With its reduced costs, we understand why telcos think deploying a new, all-IP network is a no-brainer. But in our experience, migration isn’t always as simple as it may seem. Even more, because some networks have been patched together through multiple mergers and acquisitions, the telco has to manage a number of vendor platforms.
Another issue: Although you can easily migrate some network services between technologies, it can be just as difficult to migrate custom-tailored services. The challenge here is that these services, over time, usually shift based on new business processes, and the employees who helped to launch them most likely are no longer at the company.
Because of all these roadblocks and potential negative contingencies, we suggest that you simply stop offering those services. We understand that may be easier said than done, since those services typically bring in a good deal of consistent revenue.
Here are two potential solutions:
1- Implement specific services and run different versions on two distinct network architectures.
2- Migrate specific services on a platform that works with both network architectures. Doing so creates a consistent service for each of your customers, no matter how they might actually access the service.
Both of these options can greatly help telcom companies reach their business goals. They can take advantage of the power and integration options of 21st century system architectures, and continue to provide excellent service to those on their legacy networks.

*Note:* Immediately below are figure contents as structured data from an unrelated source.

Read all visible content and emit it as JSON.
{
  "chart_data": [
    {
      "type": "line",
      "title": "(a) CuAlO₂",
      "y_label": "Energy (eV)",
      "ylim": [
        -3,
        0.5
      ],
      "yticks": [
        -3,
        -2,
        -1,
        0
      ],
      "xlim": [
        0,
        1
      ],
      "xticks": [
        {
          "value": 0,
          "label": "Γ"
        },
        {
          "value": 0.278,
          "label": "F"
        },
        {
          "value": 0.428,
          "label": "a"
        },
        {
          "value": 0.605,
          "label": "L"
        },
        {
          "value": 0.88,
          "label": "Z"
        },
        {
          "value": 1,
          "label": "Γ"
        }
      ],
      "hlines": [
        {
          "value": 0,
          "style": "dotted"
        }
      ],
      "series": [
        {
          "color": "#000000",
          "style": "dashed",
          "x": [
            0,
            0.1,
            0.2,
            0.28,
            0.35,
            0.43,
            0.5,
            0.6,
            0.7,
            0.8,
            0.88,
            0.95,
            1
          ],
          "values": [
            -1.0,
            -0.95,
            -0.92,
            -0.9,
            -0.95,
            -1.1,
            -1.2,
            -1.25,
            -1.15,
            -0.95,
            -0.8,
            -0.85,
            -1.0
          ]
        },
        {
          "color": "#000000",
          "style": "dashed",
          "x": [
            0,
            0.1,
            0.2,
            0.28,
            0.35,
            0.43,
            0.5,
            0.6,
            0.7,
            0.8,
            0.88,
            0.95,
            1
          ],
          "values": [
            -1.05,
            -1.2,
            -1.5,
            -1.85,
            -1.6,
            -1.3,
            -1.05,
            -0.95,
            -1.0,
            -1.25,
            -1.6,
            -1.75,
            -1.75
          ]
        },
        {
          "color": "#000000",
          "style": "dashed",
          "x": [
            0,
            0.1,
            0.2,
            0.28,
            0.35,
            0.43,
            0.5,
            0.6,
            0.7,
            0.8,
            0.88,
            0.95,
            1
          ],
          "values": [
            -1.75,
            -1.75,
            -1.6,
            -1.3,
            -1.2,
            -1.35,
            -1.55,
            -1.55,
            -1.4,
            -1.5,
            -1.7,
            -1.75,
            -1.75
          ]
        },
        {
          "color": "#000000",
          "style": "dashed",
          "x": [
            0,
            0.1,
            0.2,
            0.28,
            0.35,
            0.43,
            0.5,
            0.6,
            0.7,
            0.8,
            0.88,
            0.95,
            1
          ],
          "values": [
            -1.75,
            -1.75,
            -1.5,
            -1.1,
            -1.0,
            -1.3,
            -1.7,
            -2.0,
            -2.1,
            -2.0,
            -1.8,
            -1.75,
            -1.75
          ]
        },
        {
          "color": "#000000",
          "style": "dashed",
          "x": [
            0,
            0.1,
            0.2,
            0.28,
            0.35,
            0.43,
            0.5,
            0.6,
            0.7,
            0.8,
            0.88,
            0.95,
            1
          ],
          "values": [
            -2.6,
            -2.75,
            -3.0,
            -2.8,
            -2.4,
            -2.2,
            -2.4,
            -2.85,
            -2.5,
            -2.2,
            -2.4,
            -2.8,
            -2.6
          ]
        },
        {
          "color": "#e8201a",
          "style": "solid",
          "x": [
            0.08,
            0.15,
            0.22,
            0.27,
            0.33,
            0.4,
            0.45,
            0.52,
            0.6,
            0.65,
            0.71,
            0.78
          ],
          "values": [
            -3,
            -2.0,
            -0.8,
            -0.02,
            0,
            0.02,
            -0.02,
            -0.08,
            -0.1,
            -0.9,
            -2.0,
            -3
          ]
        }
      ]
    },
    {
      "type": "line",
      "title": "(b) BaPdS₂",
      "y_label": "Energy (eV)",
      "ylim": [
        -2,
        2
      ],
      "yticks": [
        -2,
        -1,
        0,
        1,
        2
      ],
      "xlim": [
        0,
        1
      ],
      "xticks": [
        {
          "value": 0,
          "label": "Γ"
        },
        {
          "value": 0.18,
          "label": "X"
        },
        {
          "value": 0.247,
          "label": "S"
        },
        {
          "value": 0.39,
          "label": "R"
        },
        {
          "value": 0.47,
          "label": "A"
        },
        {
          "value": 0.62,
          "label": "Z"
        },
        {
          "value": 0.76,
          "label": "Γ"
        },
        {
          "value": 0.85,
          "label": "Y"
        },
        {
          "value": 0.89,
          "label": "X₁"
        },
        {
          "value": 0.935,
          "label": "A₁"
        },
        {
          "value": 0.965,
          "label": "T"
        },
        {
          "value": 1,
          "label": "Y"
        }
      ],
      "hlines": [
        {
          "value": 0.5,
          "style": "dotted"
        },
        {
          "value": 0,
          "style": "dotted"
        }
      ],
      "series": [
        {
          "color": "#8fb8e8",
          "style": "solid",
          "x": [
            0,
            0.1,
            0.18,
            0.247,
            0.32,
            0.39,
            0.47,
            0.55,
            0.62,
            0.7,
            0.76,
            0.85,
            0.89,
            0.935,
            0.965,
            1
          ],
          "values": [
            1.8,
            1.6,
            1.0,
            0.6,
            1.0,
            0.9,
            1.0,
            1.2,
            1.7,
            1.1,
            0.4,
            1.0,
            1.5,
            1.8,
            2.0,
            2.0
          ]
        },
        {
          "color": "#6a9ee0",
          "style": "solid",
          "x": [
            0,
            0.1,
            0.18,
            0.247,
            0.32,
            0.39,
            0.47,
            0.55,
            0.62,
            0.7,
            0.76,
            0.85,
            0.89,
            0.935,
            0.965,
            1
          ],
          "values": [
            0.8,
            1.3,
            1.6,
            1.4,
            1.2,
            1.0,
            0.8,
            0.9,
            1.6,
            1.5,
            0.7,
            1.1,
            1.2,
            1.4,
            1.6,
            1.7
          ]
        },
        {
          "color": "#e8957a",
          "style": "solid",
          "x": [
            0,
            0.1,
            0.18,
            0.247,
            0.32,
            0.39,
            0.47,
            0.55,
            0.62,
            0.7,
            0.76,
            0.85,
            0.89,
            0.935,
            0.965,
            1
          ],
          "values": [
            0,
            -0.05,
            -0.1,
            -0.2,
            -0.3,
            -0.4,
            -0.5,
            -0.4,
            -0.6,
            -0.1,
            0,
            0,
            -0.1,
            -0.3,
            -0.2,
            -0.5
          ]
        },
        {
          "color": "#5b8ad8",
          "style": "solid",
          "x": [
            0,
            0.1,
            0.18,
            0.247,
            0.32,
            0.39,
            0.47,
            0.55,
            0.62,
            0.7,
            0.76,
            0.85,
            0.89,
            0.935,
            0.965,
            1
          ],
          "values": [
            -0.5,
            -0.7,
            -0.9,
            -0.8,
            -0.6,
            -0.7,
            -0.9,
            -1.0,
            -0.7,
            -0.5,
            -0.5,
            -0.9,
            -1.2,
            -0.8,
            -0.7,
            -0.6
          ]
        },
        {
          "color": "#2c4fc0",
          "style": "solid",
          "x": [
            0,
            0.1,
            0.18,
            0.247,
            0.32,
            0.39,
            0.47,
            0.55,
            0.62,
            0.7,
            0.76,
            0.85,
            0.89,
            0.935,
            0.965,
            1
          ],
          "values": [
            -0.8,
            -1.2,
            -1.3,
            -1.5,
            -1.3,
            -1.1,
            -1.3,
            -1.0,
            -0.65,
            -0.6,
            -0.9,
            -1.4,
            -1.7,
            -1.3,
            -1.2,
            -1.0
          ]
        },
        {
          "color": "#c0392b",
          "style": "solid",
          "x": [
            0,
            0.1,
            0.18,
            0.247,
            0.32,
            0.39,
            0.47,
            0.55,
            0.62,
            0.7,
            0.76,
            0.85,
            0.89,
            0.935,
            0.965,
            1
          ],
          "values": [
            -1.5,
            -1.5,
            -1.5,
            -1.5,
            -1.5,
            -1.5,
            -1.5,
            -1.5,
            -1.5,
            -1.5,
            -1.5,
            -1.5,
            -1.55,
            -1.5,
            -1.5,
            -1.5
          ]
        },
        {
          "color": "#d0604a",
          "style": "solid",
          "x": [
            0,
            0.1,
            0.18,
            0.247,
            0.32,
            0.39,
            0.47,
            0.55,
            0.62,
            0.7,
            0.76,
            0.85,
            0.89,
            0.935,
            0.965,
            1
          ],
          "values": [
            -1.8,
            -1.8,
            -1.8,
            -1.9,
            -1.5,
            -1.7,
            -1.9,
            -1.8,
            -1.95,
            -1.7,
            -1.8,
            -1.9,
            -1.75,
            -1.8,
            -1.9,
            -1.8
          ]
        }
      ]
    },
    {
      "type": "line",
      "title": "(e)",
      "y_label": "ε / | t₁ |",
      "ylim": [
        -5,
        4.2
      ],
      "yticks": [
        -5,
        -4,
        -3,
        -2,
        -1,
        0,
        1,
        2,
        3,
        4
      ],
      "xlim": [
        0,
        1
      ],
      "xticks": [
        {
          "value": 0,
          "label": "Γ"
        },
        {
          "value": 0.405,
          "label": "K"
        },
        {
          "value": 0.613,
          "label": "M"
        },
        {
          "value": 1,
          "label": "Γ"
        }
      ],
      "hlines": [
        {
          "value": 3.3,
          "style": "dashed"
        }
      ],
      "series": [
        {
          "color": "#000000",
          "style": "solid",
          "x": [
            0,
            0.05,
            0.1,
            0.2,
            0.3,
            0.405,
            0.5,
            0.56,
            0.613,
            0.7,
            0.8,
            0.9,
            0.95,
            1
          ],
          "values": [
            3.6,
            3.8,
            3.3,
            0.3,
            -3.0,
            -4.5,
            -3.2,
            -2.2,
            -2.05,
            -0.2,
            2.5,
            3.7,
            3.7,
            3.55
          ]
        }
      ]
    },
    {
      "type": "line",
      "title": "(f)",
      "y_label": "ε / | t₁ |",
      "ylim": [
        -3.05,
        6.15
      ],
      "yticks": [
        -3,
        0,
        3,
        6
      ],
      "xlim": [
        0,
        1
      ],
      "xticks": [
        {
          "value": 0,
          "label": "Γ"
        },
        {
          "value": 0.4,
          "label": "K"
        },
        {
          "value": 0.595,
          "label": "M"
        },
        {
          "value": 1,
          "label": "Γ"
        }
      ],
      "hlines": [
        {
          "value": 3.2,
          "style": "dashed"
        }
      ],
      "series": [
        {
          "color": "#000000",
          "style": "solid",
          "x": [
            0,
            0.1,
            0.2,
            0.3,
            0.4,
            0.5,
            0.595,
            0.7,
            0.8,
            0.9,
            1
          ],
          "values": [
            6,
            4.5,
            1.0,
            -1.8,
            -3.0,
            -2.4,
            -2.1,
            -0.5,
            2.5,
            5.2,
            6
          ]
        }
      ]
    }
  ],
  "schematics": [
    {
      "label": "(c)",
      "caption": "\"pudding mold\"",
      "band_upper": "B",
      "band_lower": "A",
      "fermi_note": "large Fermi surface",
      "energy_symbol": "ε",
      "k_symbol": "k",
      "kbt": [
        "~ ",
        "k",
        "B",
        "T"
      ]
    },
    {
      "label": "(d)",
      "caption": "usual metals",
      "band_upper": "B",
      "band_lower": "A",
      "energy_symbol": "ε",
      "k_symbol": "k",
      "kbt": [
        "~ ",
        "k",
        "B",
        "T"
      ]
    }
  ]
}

But migration involves other issues like customer billing. How will you go from the legacy system to the new system? It’s hard enough to go from a TDM to an all-IP network. Performing both of these projects simultaneously might not be realistic.
Unfortunately, even if you perform one migration at a time, that might create challenges centered around compatibility.
This is where it’s critical to implement the correct platform. You should choose a platform that accommodates a spectrum of legacy and next-generation interfaces. This gives the network stability that allows legacy and next generation platforms to work together. Best of all, you will be able to perform both migrations without being hurried or forced into an uncomfortable timeframe.
It’s natural to be cautious about any migration that involves old and new technologies. But when you go with a flexible platform, you can easily manage each step and work easily toward 5G, NFV/SDN and IoT.